Several near-misses have already taken place, including the shooting down of Syrian aircraft and Iranian drones, the buzzing of American warplanes by Russian fighters and the shelling of positions held by the other's allies.

Syria is an intricate puzzle in a famously complicated region. The news on the Iraq side of the equation isn't much happier. Both countries are bloodied and broken, with deep ethnic grievances that have been inflamed rather than healed.

The point of war is not to eradicate one's enemies; it is to force a solution to a political conflict. The problem in Iraq and Syria is that the current war is really multiple simultaneous wars, powered by multiple communities, outside powers and agendas.

Daesh has its roots in an Iraqi Sunni minority that dominated the country before the U.S.-led invasion, but found itself oppressed post-invasion by the Shia majority – and, across the border in Syria by a Sunni majority long repressed by a dictator from a minority community.

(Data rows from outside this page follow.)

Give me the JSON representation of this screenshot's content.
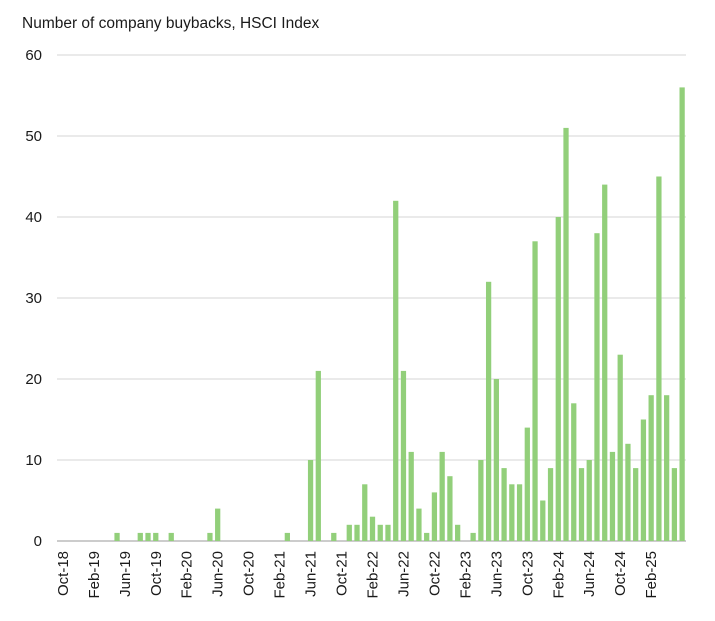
{
  "chart_data": {
    "type": "bar",
    "title": "Number of company buybacks, HSCI Index",
    "xlabel": "",
    "ylabel": "",
    "ylim": [
      0,
      60
    ],
    "yticks": [
      0,
      10,
      20,
      30,
      40,
      50,
      60
    ],
    "grid": true,
    "bar_color": "#92cf7a",
    "categories": [
      "Oct-18",
      "Nov-18",
      "Dec-18",
      "Jan-19",
      "Feb-19",
      "Mar-19",
      "Apr-19",
      "May-19",
      "Jun-19",
      "Jul-19",
      "Aug-19",
      "Sep-19",
      "Oct-19",
      "Nov-19",
      "Dec-19",
      "Jan-20",
      "Feb-20",
      "Mar-20",
      "Apr-20",
      "May-20",
      "Jun-20",
      "Jul-20",
      "Aug-20",
      "Sep-20",
      "Oct-20",
      "Nov-20",
      "Dec-20",
      "Jan-21",
      "Feb-21",
      "Mar-21",
      "Apr-21",
      "May-21",
      "Jun-21",
      "Jul-21",
      "Aug-21",
      "Sep-21",
      "Oct-21",
      "Nov-21",
      "Dec-21",
      "Jan-22",
      "Feb-22",
      "Mar-22",
      "Apr-22",
      "May-22",
      "Jun-22",
      "Jul-22",
      "Aug-22",
      "Sep-22",
      "Oct-22",
      "Nov-22",
      "Dec-22",
      "Jan-23",
      "Feb-23",
      "Mar-23",
      "Apr-23",
      "May-23",
      "Jun-23",
      "Jul-23",
      "Aug-23",
      "Sep-23",
      "Oct-23",
      "Nov-23",
      "Dec-23",
      "Jan-24",
      "Feb-24",
      "Mar-24",
      "Apr-24",
      "May-24",
      "Jun-24",
      "Jul-24",
      "Aug-24",
      "Sep-24",
      "Oct-24",
      "Nov-24",
      "Dec-24",
      "Jan-25",
      "Feb-25",
      "Mar-25",
      "Apr-25",
      "May-25",
      "Jun-25"
    ],
    "values": [
      0,
      0,
      0,
      0,
      0,
      0,
      0,
      1,
      0,
      0,
      1,
      1,
      1,
      0,
      1,
      0,
      0,
      0,
      0,
      1,
      4,
      0,
      0,
      0,
      0,
      0,
      0,
      0,
      0,
      1,
      0,
      0,
      10,
      21,
      0,
      1,
      0,
      2,
      2,
      7,
      3,
      2,
      2,
      42,
      21,
      11,
      4,
      1,
      6,
      11,
      8,
      2,
      0,
      1,
      10,
      32,
      20,
      9,
      7,
      7,
      14,
      37,
      5,
      9,
      40,
      51,
      17,
      9,
      10,
      38,
      44,
      11,
      23,
      12,
      9,
      15,
      18,
      45,
      18,
      9,
      56
    ],
    "x_tick_labels": [
      "Oct-18",
      "Feb-19",
      "Jun-19",
      "Oct-19",
      "Feb-20",
      "Jun-20",
      "Oct-20",
      "Feb-21",
      "Jun-21",
      "Oct-21",
      "Feb-22",
      "Jun-22",
      "Oct-22",
      "Feb-23",
      "Jun-23",
      "Oct-23",
      "Feb-24",
      "Jun-24",
      "Oct-24",
      "Feb-25"
    ]
  }
}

It rose as a response – a violent, unhinged, disastrous response – to this political situation.

Sectarian divides in Iraq and Syria run deep – and Iran, along with its Hezbollah proxy in Lebanon, has been happy to inflame them to gain influence.

The Kurds have also made plain their desire for greater autonomy or even sovereignty. That seems only fair. But it is implacably opposed by Baghdad, Damascus, Ankara and Tehran.

From a Canadian perspective, the question now is what happens to the military mission in Iraq, Operation Impact. The federal government recently announced the extension of Canada's commitment until March 31, 2019, at a cost of $370-million. It did this without holding a debate in the House of Commons.

Prime Minister Justin Trudeau's Liberals campaigned against a combat mission in Iraq, only to put more Canadian boots on the ground once in office – so it's not hard to see why they're less than keen to discuss the contradictions. Perhaps the next 18 months will give Mr. Trudeau's government an opportunity to disengage itself from the spaghetti junction of contortions it has undertaken of late regarding Canada's military mission in Iraq, and its strange desire to present it as something less than it is.

Secrecy and doublespeak have been the defining characteristics of the government's disclosure of information, or lack thereof, about the Iraq campaign. That appears to be primarily for the convenience of the government, and not for the benefit of Canada's men and women risking life and limb.

As IS is defeated on the ground, major decisions lie ahead for Canada. They must be debated fully, openly and publicly.